I already mentioned it in some of my tips, but I find it so remarkable that I decided that this would be a appropriate local custom tip. Sweden is known to be rather expensive, but not everything is so expensive as one might expect!
What really surprised me, and this was a very good surprise, that you don't have to pay for each and every move you make around Drottningholm Palace! The parking is for example for free and so is the entrance to the gardens! So if you are not eager to go inside any of the buildings, but just want to have a look around, make a stroll in the gardens, see the Royal Palace on the outside, it would actually cost you nothing!! Quite amazing I think when realizing that Drottningholm is one of the biggest tourist attractions in Sweden!
Whatever they try to convince you off at Drottningholm, it is NOT possible to combine the guided two tours of Drottningholm and Kina Slott directly after each other!! The guided tour at Drottningholm starts at the one hour and at Kina Slott at the next. We were told that it was designed exactly like this that you could combine the two guided tours directly after each other! Well.... never in your wildest dreams would this be possible!!!
You will need at least 10 minutes to walk very quickly from the Drottningholm Palace to Kina Slott, and the guided tour at Drottningholm Palace takes much more then 50 minutes! So if you add upp the two, this would be far more then 1 hour, hence, you will be too for the start of the guided tour at Kina Slott!

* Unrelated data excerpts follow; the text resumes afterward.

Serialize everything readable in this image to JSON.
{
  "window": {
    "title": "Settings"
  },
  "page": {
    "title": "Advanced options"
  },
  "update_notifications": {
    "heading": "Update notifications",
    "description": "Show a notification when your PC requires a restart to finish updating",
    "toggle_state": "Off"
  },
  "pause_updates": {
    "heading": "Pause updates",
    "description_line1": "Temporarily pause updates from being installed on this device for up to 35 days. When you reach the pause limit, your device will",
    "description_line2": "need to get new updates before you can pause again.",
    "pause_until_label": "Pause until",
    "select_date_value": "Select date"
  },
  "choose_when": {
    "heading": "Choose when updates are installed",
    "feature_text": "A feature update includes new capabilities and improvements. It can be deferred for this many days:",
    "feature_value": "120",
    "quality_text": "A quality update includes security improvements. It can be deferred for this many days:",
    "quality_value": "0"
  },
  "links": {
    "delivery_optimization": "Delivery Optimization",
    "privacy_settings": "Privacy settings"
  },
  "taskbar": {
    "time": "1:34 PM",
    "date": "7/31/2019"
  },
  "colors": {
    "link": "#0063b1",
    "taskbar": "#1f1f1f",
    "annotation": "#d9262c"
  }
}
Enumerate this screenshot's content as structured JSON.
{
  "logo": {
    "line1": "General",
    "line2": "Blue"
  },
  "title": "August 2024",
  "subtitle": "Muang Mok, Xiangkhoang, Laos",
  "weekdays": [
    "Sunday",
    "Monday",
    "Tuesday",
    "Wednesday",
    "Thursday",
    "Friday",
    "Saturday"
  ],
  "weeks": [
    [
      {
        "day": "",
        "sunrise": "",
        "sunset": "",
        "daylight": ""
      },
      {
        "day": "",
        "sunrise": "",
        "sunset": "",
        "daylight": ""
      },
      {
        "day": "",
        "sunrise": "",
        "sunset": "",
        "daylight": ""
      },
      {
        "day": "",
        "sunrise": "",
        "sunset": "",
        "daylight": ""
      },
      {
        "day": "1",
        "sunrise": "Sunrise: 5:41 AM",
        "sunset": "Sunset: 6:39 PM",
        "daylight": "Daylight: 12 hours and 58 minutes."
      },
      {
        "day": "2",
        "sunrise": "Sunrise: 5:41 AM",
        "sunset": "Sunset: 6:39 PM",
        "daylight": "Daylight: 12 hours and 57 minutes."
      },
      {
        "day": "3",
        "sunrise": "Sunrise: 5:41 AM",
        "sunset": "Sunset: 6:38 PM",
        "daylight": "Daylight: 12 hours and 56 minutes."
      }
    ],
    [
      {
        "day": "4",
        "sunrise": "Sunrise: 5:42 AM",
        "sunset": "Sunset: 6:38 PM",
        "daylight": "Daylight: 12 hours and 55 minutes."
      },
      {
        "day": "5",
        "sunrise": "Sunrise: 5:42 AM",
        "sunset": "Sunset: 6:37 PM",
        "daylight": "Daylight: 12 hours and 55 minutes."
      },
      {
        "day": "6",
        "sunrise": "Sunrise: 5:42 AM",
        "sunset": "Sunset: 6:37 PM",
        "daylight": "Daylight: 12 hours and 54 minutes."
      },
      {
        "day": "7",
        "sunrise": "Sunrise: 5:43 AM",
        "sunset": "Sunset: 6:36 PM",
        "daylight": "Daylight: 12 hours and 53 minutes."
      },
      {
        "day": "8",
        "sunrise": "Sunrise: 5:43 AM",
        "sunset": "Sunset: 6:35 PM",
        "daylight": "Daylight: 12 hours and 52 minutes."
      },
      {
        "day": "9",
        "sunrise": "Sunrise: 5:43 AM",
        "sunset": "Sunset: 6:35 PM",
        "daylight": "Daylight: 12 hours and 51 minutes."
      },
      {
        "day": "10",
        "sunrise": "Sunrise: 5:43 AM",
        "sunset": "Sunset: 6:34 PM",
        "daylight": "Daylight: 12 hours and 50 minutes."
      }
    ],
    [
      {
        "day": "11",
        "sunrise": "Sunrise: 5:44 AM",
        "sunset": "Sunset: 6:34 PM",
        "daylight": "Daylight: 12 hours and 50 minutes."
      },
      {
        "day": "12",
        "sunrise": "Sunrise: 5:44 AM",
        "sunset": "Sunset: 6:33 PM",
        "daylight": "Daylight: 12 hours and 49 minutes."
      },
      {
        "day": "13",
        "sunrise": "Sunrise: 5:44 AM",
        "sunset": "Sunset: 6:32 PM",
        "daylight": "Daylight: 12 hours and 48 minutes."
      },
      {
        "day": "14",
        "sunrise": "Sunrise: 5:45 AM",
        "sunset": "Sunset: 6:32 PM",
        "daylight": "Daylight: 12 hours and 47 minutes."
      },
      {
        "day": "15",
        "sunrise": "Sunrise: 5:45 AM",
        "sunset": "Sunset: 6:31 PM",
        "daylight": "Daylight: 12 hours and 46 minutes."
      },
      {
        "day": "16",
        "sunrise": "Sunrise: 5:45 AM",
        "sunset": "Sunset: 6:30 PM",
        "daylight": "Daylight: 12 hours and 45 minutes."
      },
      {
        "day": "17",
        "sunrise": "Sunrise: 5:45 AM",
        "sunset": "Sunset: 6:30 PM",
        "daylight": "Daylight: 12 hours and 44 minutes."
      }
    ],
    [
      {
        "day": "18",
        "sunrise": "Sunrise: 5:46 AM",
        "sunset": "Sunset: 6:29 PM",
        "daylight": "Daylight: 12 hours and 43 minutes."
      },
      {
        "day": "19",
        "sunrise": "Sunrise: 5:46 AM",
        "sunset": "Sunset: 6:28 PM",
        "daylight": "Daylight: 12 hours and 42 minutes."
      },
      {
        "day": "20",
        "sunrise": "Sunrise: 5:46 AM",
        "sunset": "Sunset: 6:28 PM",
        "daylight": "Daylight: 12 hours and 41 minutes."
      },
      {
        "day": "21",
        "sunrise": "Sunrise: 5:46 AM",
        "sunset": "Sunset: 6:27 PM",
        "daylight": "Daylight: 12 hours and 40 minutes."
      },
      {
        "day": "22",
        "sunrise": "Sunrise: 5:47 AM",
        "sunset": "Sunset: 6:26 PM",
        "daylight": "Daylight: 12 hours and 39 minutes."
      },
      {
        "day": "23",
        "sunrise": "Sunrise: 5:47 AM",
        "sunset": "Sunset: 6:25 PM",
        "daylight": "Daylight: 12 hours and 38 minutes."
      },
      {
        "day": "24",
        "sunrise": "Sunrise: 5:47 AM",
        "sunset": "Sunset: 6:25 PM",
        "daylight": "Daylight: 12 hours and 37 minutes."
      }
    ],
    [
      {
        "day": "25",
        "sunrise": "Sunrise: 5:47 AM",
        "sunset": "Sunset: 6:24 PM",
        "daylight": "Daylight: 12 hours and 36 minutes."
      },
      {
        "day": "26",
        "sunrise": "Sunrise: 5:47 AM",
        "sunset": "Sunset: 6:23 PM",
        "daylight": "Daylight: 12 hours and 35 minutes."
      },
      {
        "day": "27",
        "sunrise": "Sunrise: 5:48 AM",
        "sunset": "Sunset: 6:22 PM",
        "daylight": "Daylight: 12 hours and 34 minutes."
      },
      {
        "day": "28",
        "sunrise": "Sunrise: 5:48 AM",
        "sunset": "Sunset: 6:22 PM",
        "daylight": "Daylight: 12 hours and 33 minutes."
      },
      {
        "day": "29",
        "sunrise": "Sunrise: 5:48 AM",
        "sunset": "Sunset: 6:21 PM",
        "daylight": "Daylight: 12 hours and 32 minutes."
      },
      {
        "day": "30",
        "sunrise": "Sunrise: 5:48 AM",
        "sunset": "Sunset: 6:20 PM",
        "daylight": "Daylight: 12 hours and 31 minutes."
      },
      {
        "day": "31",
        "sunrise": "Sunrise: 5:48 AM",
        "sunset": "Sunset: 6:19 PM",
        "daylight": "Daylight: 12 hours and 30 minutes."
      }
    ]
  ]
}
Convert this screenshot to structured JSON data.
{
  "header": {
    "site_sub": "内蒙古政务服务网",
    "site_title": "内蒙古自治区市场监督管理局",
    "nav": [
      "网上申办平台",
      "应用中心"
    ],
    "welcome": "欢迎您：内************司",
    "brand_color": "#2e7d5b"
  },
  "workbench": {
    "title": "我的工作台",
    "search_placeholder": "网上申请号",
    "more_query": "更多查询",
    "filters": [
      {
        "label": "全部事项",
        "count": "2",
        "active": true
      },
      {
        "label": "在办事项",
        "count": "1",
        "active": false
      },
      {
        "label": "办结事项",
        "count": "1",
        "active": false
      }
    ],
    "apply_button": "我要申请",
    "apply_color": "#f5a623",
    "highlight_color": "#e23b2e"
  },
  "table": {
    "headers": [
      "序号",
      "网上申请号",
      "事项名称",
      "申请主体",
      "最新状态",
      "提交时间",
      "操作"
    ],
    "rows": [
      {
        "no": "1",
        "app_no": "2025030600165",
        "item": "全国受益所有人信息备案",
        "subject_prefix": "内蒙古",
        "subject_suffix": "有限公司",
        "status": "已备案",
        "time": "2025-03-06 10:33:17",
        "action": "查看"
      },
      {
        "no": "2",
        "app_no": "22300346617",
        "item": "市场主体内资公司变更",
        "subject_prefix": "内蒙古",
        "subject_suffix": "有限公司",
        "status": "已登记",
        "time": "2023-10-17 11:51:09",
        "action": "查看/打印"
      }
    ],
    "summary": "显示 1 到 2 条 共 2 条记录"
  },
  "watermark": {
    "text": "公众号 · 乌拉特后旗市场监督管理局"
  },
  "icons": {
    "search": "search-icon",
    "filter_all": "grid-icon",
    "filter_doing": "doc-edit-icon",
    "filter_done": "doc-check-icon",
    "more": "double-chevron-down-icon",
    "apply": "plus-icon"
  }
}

Luckily we realized this on time (well, sort of on time) and we decided to leave the guided tour at Drottningholm Palace after 45-50 minutes and almost ran towards Kina Slott. We arrived just on time there for the guided tour. A good decision in our opinion as the guided tour at Kina Slott was much more to our liking then the one at Drottningholm Palace. The final conclusion: if you want to do the two guided tour completely, count on it that you have to wait at least 90 minutes between the two. So start your day early, do Drottningholm first, then maybe a walk in the park with a picnic, and end your day with the wonderful little Kina Slott.